The $250 million project won $100 million in DOE grants and $20 million in financial assistance from the state of Iowa. It is expected to provide 40 permanent jobs and $15 million to $20 million in revenues to local farmers.
Its combined heat and power technology will maximize efficiency by powering the adjacent corn ethanol facility. Greenhouse gas emissions are expected to be 80 percent below fossil fuel emissions, significantly exceeding the EPA-required 60 percent mark for cellulosic facilities, according to POET-DSM Licensing GM Steve Hartig.
“These plants are expensive," Hartig said, adding, “cellulosic fuels will not achieve the production volume of corn ethanol because the sheer bulk of biomass limits economic viability. There are 200 U.S. corn ethanol plants. Not all will be suitable or interested. But in fifteen or twenty years, there will likely be 75 cellulosic facilities.”
The flexibility of the technology makes moving to switchgrass feasible, Hartig said. But there would first have to be switchgrass growers. “Long term, there will be three buckets of feedstocks: corn stover and wheat straw in the Midwest, wood in the North and the West, and energy grasses in the Mid-South.”

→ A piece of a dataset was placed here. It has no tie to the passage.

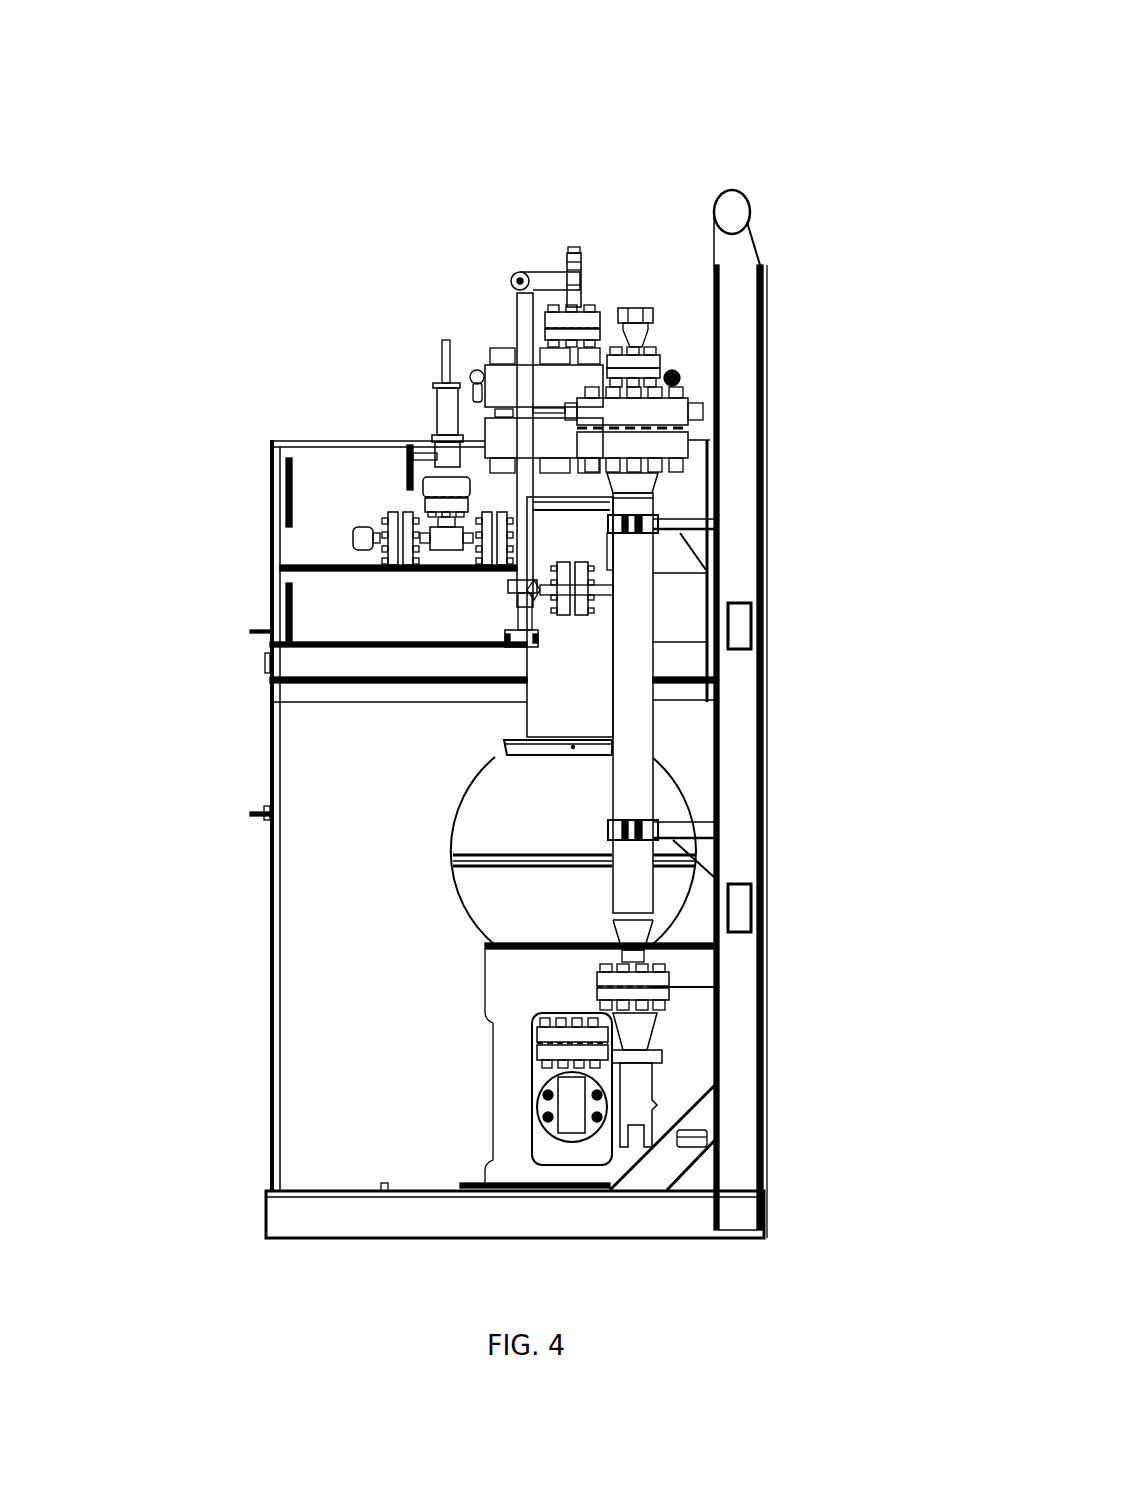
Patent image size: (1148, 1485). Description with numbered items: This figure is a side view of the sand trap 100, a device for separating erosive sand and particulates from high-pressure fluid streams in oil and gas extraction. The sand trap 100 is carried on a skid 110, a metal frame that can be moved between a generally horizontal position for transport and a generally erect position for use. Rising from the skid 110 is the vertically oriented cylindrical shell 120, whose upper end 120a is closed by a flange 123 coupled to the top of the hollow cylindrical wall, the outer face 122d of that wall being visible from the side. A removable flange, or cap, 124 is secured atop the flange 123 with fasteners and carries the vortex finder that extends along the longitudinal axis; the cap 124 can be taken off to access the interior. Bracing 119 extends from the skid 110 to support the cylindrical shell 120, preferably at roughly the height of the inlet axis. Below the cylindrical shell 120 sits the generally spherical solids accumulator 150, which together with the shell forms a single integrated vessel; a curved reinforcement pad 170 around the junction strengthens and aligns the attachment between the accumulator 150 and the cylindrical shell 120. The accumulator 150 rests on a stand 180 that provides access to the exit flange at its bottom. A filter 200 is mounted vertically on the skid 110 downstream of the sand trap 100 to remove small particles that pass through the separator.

The DuPont (DD) $200 million Nevada cellulosic ethanol biorefinery is also a construction project. It is scheduled to be in production by mid-2014 and will eventually produce 30 million gallons of next-generation ethanol from stover. In support of the plant, DuPont operates a local state-of-the-art research laboratory, where it is pursuing cellulosic genome studies.
Green Plains Renewable Energy CEO Todd Becker believes that the algae-based biofuel being looked at by BioProcessAlgae can turn the carbon dioxide byproduct of his ten corn ethanol plants into a feedstock. BioProcessAlgae is just beginning to reach scale at Becker’s Shenandoah plant. A $6.4 million DOE grant will help build the planned $11 million pilot plant.
The technology has a uniquely productive growth medium, plenty of CO2 and sufficient sunlight. Much of its water will be recycled from the adjacent ethanol plant.
“Corn grows 7 tons to 8 tons per acre of biomass,” Becker said. “We’ve seen as high as 40 tons per acre of algae biomass. We can grow five times the biomass, and it has a lot more value than what corn is trading at today.”
The target markets are aquaculture, animal feed, and biofuels. Products for the first two markets have been derived from the process. As of now, the biofuels products are of too low a quality to market, though eventually, algae biomass is expected to provide algal oils of high enough quality to be refined into jet fuels.
Though an environmentalist group once famously called cellulosic ethanol a unicorn that would never really appear, Suby noted, a number of producers “are about ready to saddle that unicorn up and ride it.”